Con alguna razón se nos dirá que buena parte de la culpa es nuestra, por ser incapaces de poner a escuadra para siempre al vicio que nos mata y, como extra, nos saquea la hacienda. Ojalá fuera tan fácil como planteárselo, creérselo y levantarse al día siguiente sin la necesidad de atizarse una dosis cada media hora. Lo de la fuerza de voluntad es un bello concepto, pero hasta el más talibán de los expertos en deshabituación tabáquica les echará abajo ese mito. Contra la química sirve de poco luchar a pecho descubierto. Dicen los tratados -los escritos por especialistas, no por vendepeines- que quienes han dejado de fumar sin esfuerzo de un rato para otro no eran fumadores.

Siete mil millones

Ya les conté aquí mismo que no me cuento entre los botafumeiros andantes que se creen con licencia para emponzoñar al prójimo. De hecho, no tengo ni un cuarto de argumento que oponer a la vigente ley sobre el tabaco, ni a la vuelta y media de tuerca que se nos viene encima. Sé de sobra que hasta ahora se me ha permitido hacer lo que no debía y asumo con deportividad que se acabe el recreo.

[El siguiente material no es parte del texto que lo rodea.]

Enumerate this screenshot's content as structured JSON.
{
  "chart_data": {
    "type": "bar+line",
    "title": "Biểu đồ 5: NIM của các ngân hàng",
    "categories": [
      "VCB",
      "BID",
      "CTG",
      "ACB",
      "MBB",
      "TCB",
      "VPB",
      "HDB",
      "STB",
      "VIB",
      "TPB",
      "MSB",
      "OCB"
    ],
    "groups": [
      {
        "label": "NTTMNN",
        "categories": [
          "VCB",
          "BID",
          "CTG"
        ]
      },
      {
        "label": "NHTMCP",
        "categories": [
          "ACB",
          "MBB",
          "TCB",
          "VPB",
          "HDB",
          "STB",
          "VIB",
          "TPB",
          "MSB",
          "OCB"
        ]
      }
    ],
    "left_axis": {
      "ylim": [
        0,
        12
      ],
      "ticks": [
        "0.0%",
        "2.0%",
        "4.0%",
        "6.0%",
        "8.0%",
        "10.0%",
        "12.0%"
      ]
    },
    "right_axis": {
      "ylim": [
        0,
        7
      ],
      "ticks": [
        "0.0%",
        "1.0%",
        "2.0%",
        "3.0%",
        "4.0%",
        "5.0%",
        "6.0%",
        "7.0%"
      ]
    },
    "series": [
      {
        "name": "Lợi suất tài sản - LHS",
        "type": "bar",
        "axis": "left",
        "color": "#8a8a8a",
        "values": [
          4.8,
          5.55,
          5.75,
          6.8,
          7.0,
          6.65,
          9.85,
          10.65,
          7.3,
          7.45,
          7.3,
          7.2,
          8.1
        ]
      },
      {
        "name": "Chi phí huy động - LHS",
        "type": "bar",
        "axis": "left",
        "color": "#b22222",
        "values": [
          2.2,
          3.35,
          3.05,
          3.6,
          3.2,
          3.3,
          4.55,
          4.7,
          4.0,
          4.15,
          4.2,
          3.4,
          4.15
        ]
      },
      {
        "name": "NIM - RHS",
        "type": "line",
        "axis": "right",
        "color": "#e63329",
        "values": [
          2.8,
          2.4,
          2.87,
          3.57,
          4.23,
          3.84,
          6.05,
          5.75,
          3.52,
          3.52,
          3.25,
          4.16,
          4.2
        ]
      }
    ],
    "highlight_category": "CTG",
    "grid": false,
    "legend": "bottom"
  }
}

Sin embargo, eso sólo no finiquitará el problema. Hablan los datos. Los que certifican que el número de fumadores ha aumentado en los últimos cuatro años, pero sobre todo, los que ponen negro sobre blanco cuánto ingresamos cada año al Estado: siete mil millones de euros. Como lo dejemos todos de golpe, prepárense de verdad para el rescate.